Çocuk topluluğu çevrelerinde beklerken, Ralph ile Jack
birbirlerine bakakaldılar. Cahilliklerini bilmenin utancı
içindeydiler ve bilgisizliklerini nasıl açıklayacaklarını da
bilemiyorlardı.
İlk mevzuşan Ralph oldu; yüzü kıpkırmızıydı:
“Lütfen sen…”
Boğazını temizledi:
“Sen yakabilir misin ateşi?”
Durumun saçmalığı uluorta belirince, Jack’ın da yüzü
kızardı. Belli belirsiz bir şeyler homurdanmaya başladı:
“İki değneği birbirine sürtersin. İki değneği…”
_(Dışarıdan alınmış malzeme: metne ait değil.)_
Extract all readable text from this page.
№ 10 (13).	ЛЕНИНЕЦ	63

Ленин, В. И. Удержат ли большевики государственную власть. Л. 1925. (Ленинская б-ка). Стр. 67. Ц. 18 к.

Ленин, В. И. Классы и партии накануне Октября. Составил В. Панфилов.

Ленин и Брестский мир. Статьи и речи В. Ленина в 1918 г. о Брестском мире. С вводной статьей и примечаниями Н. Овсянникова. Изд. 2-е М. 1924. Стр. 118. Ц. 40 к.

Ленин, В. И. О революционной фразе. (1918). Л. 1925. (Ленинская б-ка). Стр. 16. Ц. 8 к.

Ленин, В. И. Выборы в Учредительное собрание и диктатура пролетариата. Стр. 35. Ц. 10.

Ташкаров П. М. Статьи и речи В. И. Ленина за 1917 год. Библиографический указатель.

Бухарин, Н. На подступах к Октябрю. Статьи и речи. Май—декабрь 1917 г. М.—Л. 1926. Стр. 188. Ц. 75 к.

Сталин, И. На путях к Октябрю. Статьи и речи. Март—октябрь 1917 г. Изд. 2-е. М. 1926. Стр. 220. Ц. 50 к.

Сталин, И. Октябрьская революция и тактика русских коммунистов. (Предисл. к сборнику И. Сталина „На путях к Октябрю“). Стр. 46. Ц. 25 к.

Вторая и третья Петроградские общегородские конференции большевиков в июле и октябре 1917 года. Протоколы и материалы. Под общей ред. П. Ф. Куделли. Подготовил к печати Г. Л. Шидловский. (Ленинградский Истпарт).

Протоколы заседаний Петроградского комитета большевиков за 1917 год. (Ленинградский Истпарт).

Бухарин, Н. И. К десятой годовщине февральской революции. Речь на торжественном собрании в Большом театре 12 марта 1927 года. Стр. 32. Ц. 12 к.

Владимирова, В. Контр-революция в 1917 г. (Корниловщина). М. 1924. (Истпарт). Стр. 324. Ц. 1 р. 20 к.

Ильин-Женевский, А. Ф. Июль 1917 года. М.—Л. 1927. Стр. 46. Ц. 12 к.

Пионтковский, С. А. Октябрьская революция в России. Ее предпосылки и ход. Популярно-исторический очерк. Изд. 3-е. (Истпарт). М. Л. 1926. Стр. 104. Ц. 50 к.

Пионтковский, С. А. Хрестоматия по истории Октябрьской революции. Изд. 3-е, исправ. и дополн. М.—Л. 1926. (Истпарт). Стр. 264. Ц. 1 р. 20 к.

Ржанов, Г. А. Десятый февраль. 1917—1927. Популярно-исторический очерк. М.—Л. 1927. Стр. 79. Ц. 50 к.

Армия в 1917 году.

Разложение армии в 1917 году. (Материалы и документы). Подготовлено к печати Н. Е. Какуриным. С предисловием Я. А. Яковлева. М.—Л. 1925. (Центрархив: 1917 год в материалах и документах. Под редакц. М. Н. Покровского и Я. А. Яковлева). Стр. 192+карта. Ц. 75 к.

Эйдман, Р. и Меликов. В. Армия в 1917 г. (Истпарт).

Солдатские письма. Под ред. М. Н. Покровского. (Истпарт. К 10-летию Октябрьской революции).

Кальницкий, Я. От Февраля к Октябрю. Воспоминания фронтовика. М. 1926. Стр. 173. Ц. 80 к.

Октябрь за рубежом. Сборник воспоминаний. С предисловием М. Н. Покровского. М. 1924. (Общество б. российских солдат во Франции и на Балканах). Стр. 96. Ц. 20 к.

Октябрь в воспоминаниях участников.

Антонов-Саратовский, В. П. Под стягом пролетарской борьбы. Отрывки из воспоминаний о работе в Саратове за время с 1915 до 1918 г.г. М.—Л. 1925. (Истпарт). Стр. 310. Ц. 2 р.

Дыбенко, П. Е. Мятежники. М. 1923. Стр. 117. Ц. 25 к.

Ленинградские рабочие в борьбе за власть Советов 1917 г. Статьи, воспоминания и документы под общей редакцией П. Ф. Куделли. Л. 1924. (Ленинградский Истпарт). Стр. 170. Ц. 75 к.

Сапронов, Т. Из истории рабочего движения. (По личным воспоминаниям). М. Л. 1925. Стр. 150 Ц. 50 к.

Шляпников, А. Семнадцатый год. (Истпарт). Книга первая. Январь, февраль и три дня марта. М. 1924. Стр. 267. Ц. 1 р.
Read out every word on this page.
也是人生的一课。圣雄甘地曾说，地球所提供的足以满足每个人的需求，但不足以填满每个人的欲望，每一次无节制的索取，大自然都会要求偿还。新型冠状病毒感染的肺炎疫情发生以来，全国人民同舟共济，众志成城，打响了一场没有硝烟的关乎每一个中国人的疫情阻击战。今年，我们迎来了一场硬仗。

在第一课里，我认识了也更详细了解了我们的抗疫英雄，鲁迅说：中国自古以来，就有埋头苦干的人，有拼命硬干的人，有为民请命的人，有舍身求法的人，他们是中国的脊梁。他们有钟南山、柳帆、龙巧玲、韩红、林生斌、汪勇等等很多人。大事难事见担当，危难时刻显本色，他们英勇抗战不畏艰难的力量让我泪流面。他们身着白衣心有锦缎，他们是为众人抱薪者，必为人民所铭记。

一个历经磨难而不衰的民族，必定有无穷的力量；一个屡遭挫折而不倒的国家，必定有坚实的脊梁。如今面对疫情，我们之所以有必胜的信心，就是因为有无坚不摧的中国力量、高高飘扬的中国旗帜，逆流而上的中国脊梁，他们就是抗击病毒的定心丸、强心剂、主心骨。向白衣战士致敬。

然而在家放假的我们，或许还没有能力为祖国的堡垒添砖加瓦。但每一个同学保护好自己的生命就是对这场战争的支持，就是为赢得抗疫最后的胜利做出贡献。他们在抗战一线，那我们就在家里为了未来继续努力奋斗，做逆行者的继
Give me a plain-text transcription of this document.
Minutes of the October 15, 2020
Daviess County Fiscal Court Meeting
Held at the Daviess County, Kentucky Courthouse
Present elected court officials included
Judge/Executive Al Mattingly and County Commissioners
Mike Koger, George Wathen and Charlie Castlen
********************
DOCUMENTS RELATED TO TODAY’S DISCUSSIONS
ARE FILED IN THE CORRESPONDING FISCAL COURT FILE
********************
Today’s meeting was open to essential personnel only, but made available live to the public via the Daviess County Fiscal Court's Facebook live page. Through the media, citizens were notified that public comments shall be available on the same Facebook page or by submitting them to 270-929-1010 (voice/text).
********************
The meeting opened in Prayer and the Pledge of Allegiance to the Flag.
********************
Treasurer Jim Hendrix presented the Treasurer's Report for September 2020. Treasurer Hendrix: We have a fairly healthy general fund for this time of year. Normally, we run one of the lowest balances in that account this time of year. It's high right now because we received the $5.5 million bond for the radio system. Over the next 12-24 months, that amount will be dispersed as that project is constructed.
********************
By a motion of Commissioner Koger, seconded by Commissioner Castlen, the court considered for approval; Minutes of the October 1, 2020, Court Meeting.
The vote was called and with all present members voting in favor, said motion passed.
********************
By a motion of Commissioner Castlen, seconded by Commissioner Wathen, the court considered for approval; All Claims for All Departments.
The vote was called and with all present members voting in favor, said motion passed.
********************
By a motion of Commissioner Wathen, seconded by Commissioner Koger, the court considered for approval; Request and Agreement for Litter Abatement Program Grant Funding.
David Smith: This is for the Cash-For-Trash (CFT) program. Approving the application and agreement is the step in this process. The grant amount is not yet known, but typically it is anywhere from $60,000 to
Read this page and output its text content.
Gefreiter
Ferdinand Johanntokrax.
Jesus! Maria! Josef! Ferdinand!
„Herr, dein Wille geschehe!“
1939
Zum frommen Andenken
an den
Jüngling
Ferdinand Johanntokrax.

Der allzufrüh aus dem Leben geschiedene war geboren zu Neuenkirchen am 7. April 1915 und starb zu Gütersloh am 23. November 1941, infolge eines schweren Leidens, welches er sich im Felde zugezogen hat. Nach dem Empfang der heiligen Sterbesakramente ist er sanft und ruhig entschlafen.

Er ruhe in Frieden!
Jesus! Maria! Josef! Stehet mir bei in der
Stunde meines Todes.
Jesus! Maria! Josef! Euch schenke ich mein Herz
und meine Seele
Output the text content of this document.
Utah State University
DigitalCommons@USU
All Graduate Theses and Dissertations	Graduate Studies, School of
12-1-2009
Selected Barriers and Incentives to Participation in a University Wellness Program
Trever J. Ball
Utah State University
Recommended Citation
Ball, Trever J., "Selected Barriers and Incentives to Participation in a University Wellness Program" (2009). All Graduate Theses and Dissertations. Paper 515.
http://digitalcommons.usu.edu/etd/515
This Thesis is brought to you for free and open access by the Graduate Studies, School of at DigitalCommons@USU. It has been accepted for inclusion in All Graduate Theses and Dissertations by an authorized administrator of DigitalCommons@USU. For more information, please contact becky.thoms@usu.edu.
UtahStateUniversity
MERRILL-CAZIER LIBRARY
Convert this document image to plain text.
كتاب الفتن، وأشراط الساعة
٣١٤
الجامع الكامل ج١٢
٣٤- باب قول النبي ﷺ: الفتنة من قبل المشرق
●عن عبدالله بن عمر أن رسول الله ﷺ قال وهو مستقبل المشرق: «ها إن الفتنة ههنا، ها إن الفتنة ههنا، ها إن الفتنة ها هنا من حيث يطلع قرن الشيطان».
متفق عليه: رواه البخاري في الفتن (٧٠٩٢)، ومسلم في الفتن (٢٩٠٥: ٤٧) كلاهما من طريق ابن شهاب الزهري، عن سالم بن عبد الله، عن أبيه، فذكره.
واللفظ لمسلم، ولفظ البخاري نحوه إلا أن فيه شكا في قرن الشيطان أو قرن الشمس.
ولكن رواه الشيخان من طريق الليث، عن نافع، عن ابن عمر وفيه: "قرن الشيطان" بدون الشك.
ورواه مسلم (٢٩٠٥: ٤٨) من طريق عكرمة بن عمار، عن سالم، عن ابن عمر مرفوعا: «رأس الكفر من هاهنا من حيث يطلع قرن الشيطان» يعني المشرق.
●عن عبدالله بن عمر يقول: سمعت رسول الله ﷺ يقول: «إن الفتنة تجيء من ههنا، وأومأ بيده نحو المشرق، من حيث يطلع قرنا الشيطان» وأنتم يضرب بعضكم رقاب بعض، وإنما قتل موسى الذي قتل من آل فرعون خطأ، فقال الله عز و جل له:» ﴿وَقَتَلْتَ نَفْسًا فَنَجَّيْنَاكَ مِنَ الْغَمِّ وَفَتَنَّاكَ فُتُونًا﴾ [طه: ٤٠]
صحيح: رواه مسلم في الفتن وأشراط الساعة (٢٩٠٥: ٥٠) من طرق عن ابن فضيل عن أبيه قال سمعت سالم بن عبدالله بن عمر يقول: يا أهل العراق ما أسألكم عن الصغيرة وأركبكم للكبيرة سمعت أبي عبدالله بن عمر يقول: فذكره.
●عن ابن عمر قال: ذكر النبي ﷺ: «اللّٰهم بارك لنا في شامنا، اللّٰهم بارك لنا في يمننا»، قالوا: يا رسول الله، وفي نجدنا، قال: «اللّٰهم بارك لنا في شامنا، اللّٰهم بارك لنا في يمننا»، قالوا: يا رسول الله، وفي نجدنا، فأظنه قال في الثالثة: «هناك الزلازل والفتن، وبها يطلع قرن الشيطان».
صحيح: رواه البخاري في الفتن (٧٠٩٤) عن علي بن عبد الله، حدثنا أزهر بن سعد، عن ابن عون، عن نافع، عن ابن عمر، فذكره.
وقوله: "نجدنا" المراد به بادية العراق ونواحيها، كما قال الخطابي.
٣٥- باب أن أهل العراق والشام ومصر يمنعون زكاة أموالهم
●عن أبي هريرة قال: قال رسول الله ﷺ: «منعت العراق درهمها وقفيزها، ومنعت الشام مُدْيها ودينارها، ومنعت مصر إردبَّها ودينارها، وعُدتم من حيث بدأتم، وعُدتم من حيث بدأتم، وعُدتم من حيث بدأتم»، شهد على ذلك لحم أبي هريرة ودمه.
Jack, Ralph’a baktı. Ralph ise, beceriksizliğin en son
kertesine varmışçasına mevzuştu:
“Aranızda kibriti olan var mı?”
Roger,
“Bir yay yaparsın, okun ucunu da yere dayayıp fırıl
fırıl çevirirsin” dedi. Pantomim yaparcasına ellerini birbirine
sürttü: “Pısss! Pısss!”
Dağın üstünden hafifçe bir meltem esti. Bu esintiyle birlikte,
sırtında kısa pantolonu ve gömleği, Domuzcuk göründü.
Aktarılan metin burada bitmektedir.